All of this is brought to life in Margaret Pemberton’s glorious royal saga. And what a wonderful job this author does with what is an extremely complicated tale covering forty years. There are so many people, not of whom use their real names, and it is a challenge at times to remember who is who. There’s a list at the beginning (thank heavens) and there are reminders throughout of relationships, which become ever more complex. But, as the novel progresses, we grow to care very deeply about some of these people, particularly as hindsight warns us what is in store for them. Even Willy is treated with some sympathy. But most of our attention is on May and Alicky. Alicky’s story is relatively well known but there is so much about May that isn’t known and it’s fascinating learning there was far more to her than the photos of a rigidly respectable and formal Queen Mary suggest. It’s a wonderful, wonderful story.

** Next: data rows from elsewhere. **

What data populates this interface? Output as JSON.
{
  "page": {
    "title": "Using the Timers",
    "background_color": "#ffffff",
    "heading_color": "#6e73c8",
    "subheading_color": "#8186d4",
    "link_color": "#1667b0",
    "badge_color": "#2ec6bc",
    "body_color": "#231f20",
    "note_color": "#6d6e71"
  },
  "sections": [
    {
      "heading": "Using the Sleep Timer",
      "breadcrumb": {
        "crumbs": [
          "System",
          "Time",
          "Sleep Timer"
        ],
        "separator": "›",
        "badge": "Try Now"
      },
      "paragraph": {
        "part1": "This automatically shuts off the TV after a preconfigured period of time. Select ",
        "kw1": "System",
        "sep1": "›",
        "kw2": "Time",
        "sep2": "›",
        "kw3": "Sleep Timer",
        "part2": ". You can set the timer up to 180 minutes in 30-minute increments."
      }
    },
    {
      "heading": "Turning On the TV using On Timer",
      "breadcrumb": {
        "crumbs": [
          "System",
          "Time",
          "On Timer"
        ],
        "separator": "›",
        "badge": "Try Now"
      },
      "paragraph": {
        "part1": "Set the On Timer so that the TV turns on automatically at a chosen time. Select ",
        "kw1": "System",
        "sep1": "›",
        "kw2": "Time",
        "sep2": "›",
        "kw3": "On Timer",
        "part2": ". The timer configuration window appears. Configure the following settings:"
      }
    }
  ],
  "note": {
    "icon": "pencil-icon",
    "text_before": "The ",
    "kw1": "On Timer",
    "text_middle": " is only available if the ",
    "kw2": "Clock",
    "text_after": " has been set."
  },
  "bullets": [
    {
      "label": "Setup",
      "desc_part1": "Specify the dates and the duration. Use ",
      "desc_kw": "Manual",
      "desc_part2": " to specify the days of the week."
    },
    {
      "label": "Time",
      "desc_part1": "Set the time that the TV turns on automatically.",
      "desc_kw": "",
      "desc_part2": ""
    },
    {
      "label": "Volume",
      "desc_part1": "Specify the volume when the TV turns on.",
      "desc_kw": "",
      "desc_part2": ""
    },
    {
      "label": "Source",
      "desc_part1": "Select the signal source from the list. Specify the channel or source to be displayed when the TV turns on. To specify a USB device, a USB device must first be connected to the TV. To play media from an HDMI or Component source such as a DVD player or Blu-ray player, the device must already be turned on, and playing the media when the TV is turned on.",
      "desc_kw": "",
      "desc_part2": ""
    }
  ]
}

When all’s said and done, this is a family, albeit a very privileged one. We see their loves and hopes, their jealousies and frustrations, and we feel their losses. This is, particularly in the first half, an often light and frivolous tale as these young people grow up, but there are moments of real sadness and I sobbed my heart out more than once.
I loved the mix of intimate family drama and grand international relations. The two don’t always go together and the conflict in these lives is vividly portrayed. This is a novel that can be enjoyed on several levels and, the more I read, the more I knew I could not put this book down.